Интервью

Перстнева Наталья
Интервью

вот странные люди
зададут вопрос на который за всю жизнь не нашли ответа и ждут
хитрецы и лентяи
вы хотите чтобы я потратила свои два часа на ваши поиски?

с другой стороны где еще научишься выбираться из больших проблем за два часа
сама читаю если хорошее
в хорошем интервью человек сразу переходит к анекдотам
бомбу обычно прячут где-нибудь в середине чемодана
между бельем и Библией


Холодное эхо

Ну да, у времени в плену…
А тут, как на допросе,
Пытают истину одну –
Вот-вот дойдет и спросим.

Я вытащу свое «зачем?»,
Когда найду в кармане.
Найду и руки перед тем,
Когда и рук не станет.

«И у кого ее пытать
Собрался, пингвин глупый?» –
В утесах эхо будет ржать,
Отскакивать и хлюпать.

Скажи, что голос незнаком,
Что боженька смеется…
Не то что врется тут с трудом,
Но потрохам – не врется.

И вот стоишь ты как Смольной
И как кулак матроса,
И пропускаешь по одной
Без всякого допроса.


Господа комиссары

Отпущены. Скалятся суки свободы.
Не держат небес ни штыки, ни калики.
От черного года до крестного хода
Кровавые рты у химеры безликой.

Куда же теперь нам, ни с кем не идущим,
О чем же, не воющим в общую глотку?
Надел бы пилотку – да в чертовы кущи
Продали патрон, и ружье, и пилотку.

Да как-то по-русски мы все запрягали,
Жалели коня или корма жалели.
Не мнился бы Сталин, но нефтью и сталью
Кормили бы лошадь – страны бы не съели.

Да, все это было, и все это будет,
Хоть мне не светила звезда Соломона,
Но вижу, как с черного – рабские люди,
Как с крестного – суки с наганом и шмоном.

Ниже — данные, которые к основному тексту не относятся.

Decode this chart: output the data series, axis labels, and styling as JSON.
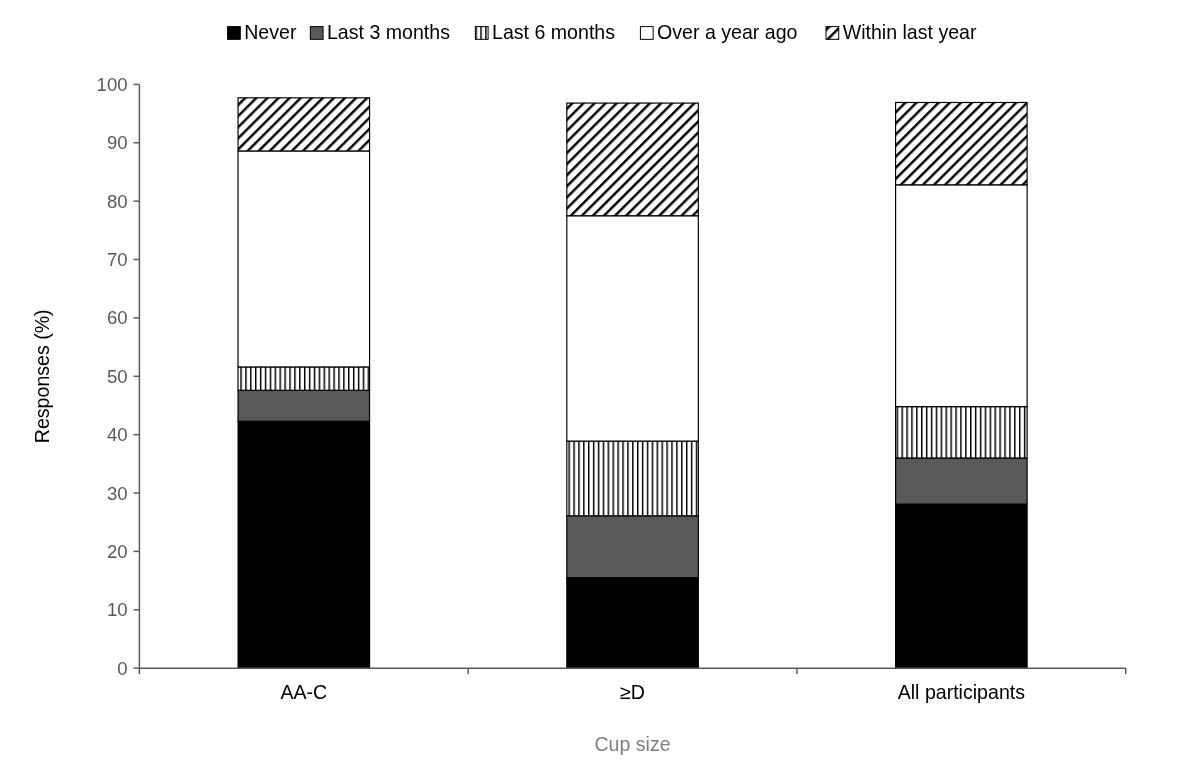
{
  "chart_data": {
    "type": "bar",
    "stacked": true,
    "xlabel": "Cup size",
    "ylabel": "Responses (%)",
    "categories": [
      "AA-C",
      "≥D",
      "All participants"
    ],
    "series": [
      {
        "name": "Never",
        "color": "#000000",
        "values": [
          42.3,
          15.5,
          28.1
        ]
      },
      {
        "name": "Last 3 months",
        "color": "#595959",
        "values": [
          5.3,
          10.6,
          7.9
        ]
      },
      {
        "name": "Last 6 months",
        "color": "#000000",
        "values": [
          4.0,
          12.8,
          8.8
        ]
      },
      {
        "name": "Over a year ago",
        "color": "#ffffff",
        "values": [
          37.0,
          38.6,
          38.0
        ]
      },
      {
        "name": "Within last year",
        "color": "#000000",
        "values": [
          9.1,
          19.3,
          14.1
        ]
      }
    ],
    "ylim": [
      0,
      100
    ],
    "yticks": [
      0,
      10,
      20,
      30,
      40,
      50,
      60,
      70,
      80,
      90,
      100
    ],
    "grid": false,
    "legend": "top"
  }
}
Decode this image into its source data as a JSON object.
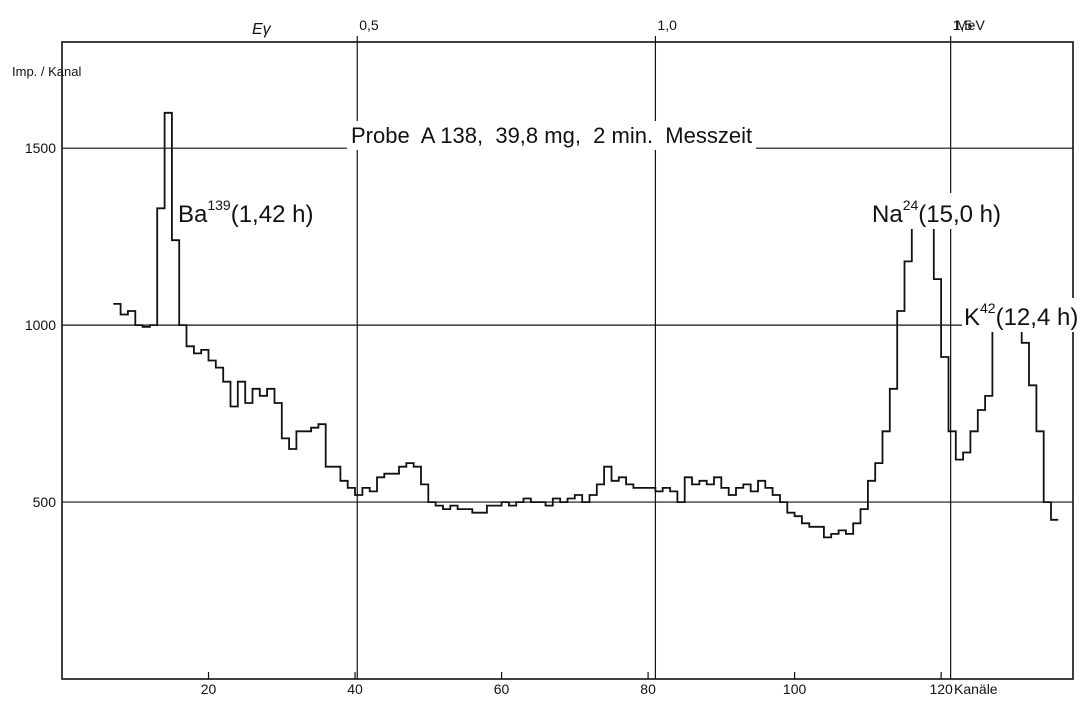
{
  "chart_data": {
    "type": "line",
    "step": true,
    "title": "Probe  A 138,  39,8 mg,  2 min.  Messzeit",
    "ylabel": "Imp. / Kanal",
    "xlabel": "Kanäle",
    "top_axis_label": "Eγ",
    "top_axis_unit": "MeV",
    "xlim": [
      0,
      138
    ],
    "ylim": [
      0,
      1800
    ],
    "grid": true,
    "x_ticks": [
      20,
      40,
      60,
      80,
      100,
      120
    ],
    "y_ticks": [
      500,
      1000,
      1500
    ],
    "top_ticks": [
      {
        "label": "0,5",
        "channel": 40.3
      },
      {
        "label": "1,0",
        "channel": 81
      },
      {
        "label": "1,5",
        "channel": 121.3
      }
    ],
    "annotations": [
      {
        "text": "Ba",
        "sup": "139",
        "rest": "(1,42 h)"
      },
      {
        "text": "Na",
        "sup": "24",
        "rest": "(15,0 h)"
      },
      {
        "text": "K",
        "sup": "42",
        "rest": "(12,4 h)"
      }
    ],
    "series": [
      {
        "channel_start": 7,
        "counts": [
          1060,
          1030,
          1040,
          1000,
          995,
          1000,
          1330,
          1600,
          1240,
          1000,
          940,
          920,
          930,
          900,
          880,
          840,
          770,
          840,
          780,
          820,
          800,
          820,
          780,
          680,
          650,
          700,
          700,
          710,
          720,
          600,
          600,
          560,
          540,
          520,
          540,
          530,
          570,
          580,
          580,
          600,
          610,
          600,
          550,
          500,
          490,
          480,
          490,
          480,
          480,
          470,
          470,
          490,
          490,
          500,
          490,
          500,
          510,
          500,
          500,
          490,
          510,
          500,
          510,
          520,
          500,
          520,
          550,
          600,
          560,
          570,
          550,
          540,
          540,
          540,
          530,
          540,
          530,
          500,
          570,
          550,
          560,
          550,
          570,
          540,
          520,
          540,
          550,
          530,
          560,
          540,
          520,
          500,
          470,
          460,
          440,
          430,
          430,
          400,
          410,
          420,
          410,
          440,
          480,
          560,
          610,
          700,
          820,
          1040,
          1180,
          1290,
          1350,
          1280,
          1130,
          910,
          700,
          620,
          640,
          700,
          760,
          800,
          1000,
          1030,
          1040,
          1030,
          950,
          830,
          700,
          500,
          450
        ]
      }
    ]
  }
}
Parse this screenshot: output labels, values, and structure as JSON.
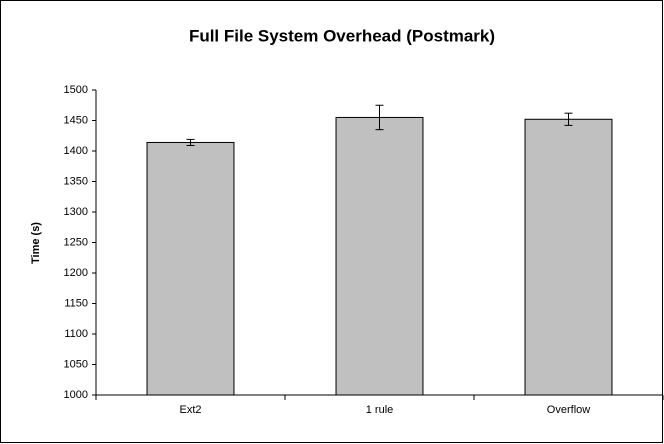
{
  "chart_data": {
    "type": "bar",
    "title": "Full File System Overhead (Postmark)",
    "y_label": "Time (s)",
    "categories": [
      "Ext2",
      "1 rule",
      "Overflow"
    ],
    "values": [
      1414,
      1455,
      1452
    ],
    "errors": [
      5,
      20,
      10
    ],
    "color": "#c0c0c0",
    "ylim": [
      1000,
      1500
    ],
    "yticks": [
      1000,
      1050,
      1100,
      1150,
      1200,
      1250,
      1300,
      1350,
      1400,
      1450,
      1500
    ],
    "grid": false
  }
}
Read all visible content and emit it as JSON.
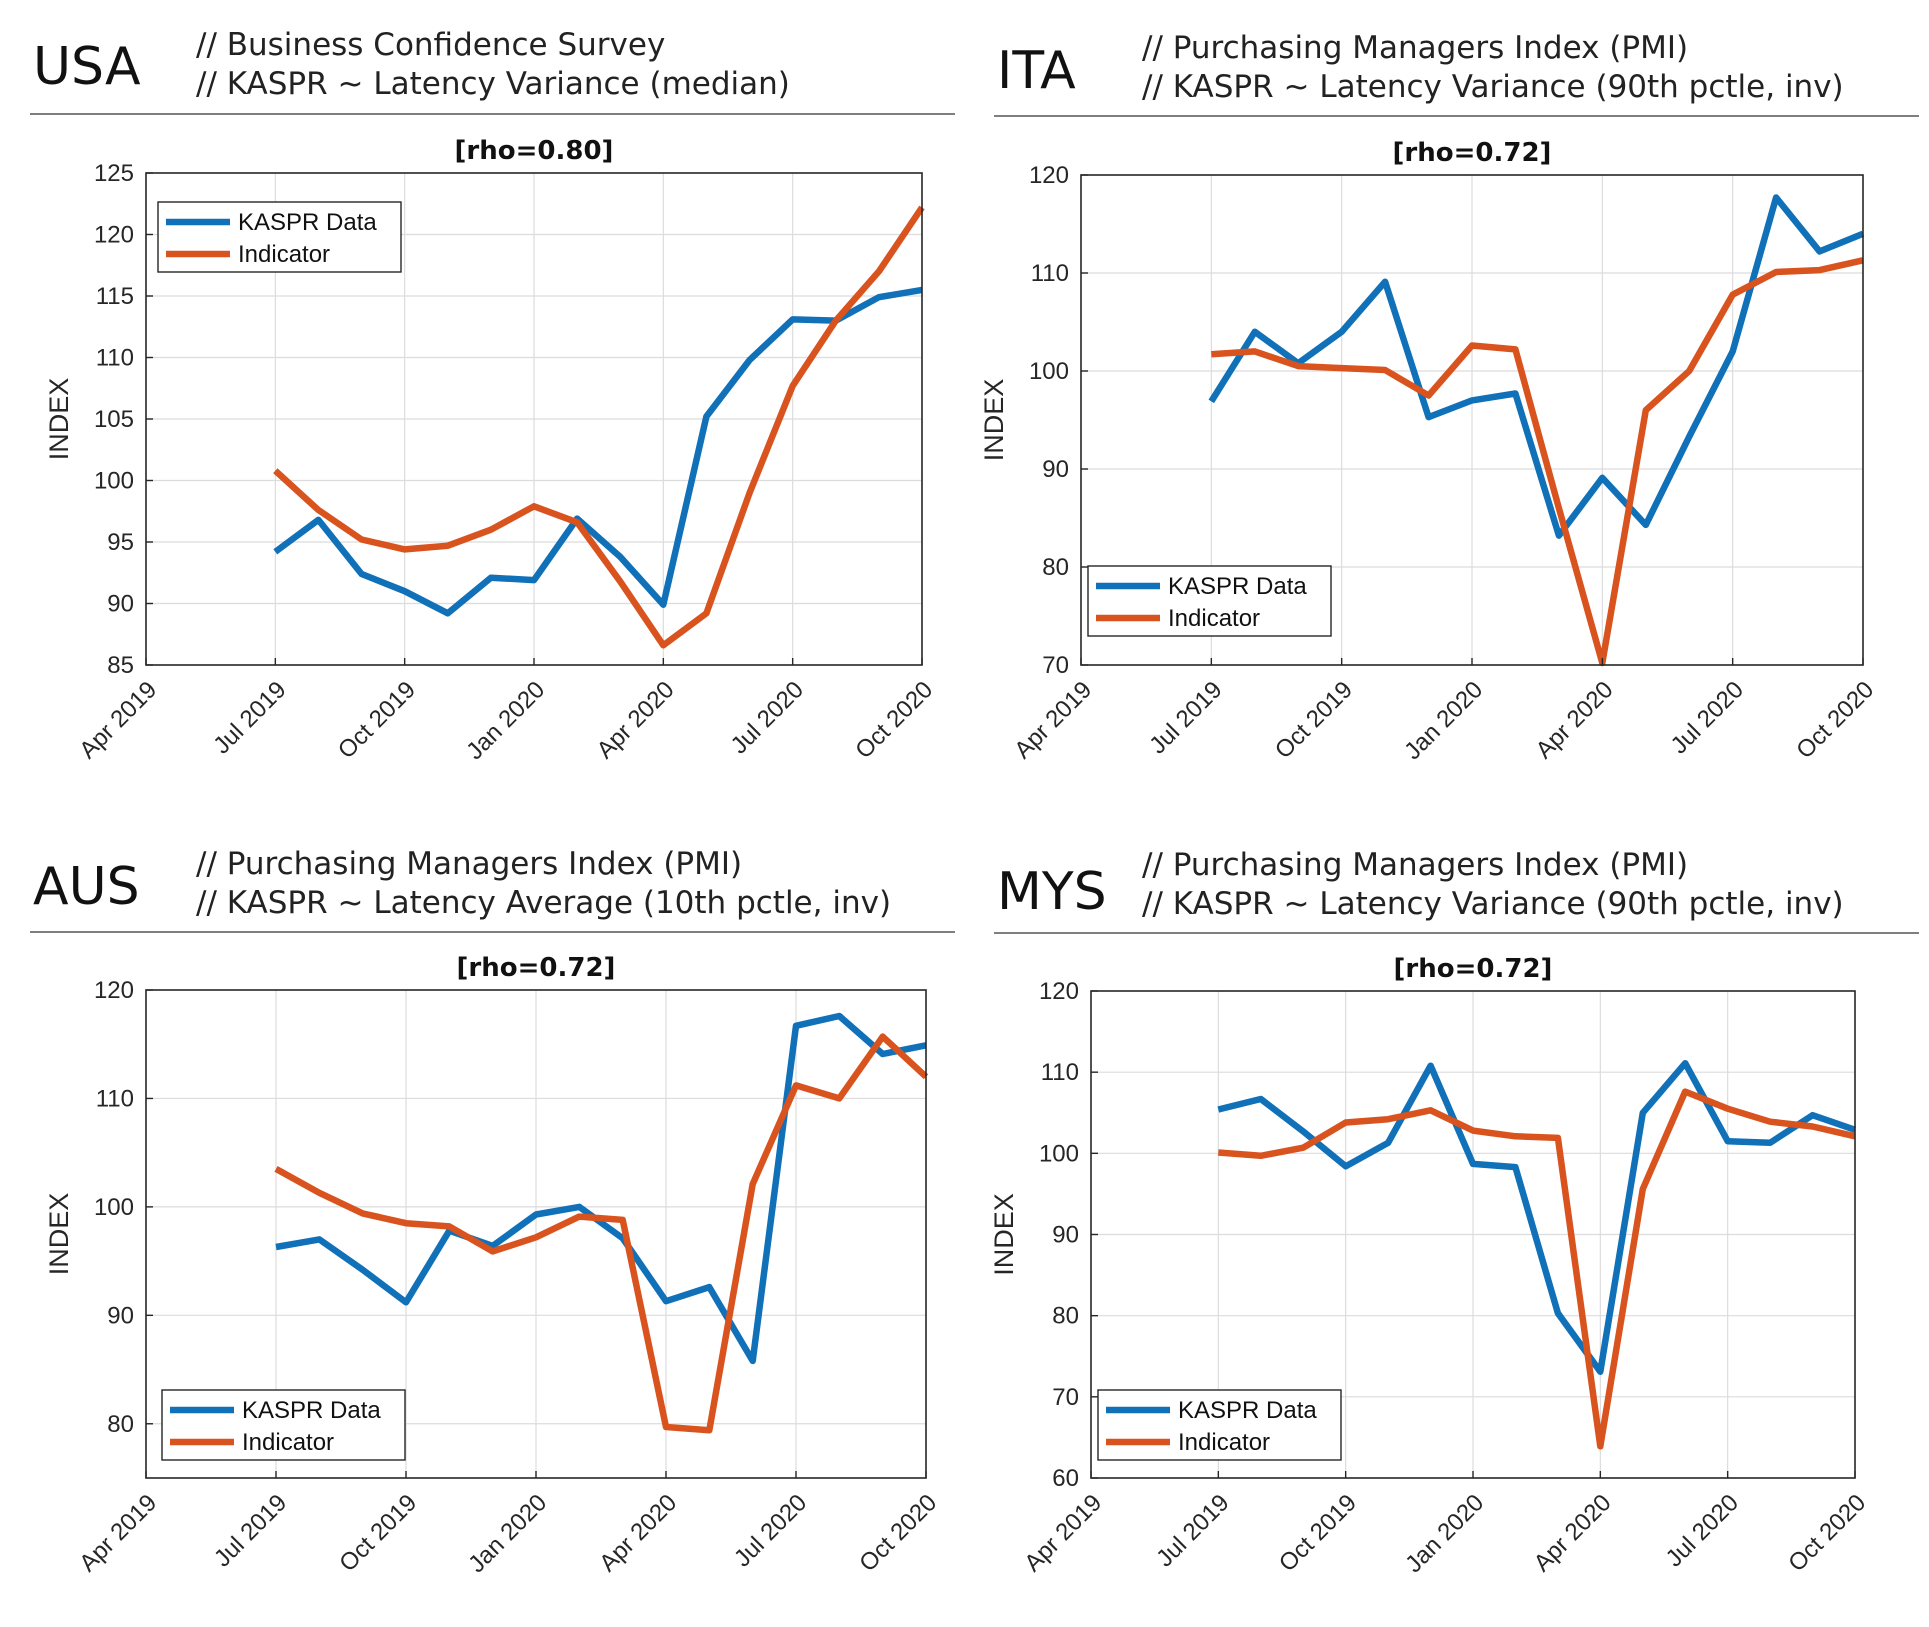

И вот оно как, господа комиссары,
Давайте, конечно, плодиться и кушать.
Но я еще помню, как рдеют пожары,
Как в окна выходят согретые души.

И что там осталось – весло или дева,
На вечную память, на два поколенья…
Да я и листочек, и фигу на древо
Гвоздями прибью! Только выруби зренье.


Море в ладонях

Вот миллионы нас на берегу,
А тишина, как море, наступает.
Я поклялась бы, только не могу
Сказать, кто здесь единственно живая.

Я набираю пальцами песок –
Ты одинок, полночный собеседник,
И оттого вернее одинок,
Что бездна нас, песочных и соседних.

Ты слышишь этот ветер за спиной? –
Его не кожа слышит, но изнанка.
Так тишина проходит сквозь прибой.
Так мы стоим, как брошенные танки.

Здесь некому подняться на ура,
Кричавший рот засыпан и безмолвен.
Так чувствуешь ладонями – пора
Вобрать прибой и раствориться в волнах.


Не собака

Этот маленький котенок:
Черный хвостик, глазки бездны,
Приручи его с пеленок –
С подоконника не слез бы.

Жил бы в небе, где, по слухам,
В жилу ангельское млеко.
Пил бы дух, питался духом,
Не смотрел на человека.

Так и было. Или всяко,
Поручиться не могу.
Только вырос, несобака,
И готовится к прыжку.

Помнит, помнит подоконник,
Любит ласку и собак.
Любит все, что в реках горних
Не изводится никак.

И глядит оно на мясо,
Глазки-зубы-когти-хвост…
Вот когда доточим лясы,
Встанем на фиг в полный рост.


Дура

Вот же дура человек –
Думает, ломается,
А с бабаху в белый снег
С дыркой опускается.

Так нашло бы и прошло
Умопомрачение,
Размахнулось бы весло –
И в муму учения.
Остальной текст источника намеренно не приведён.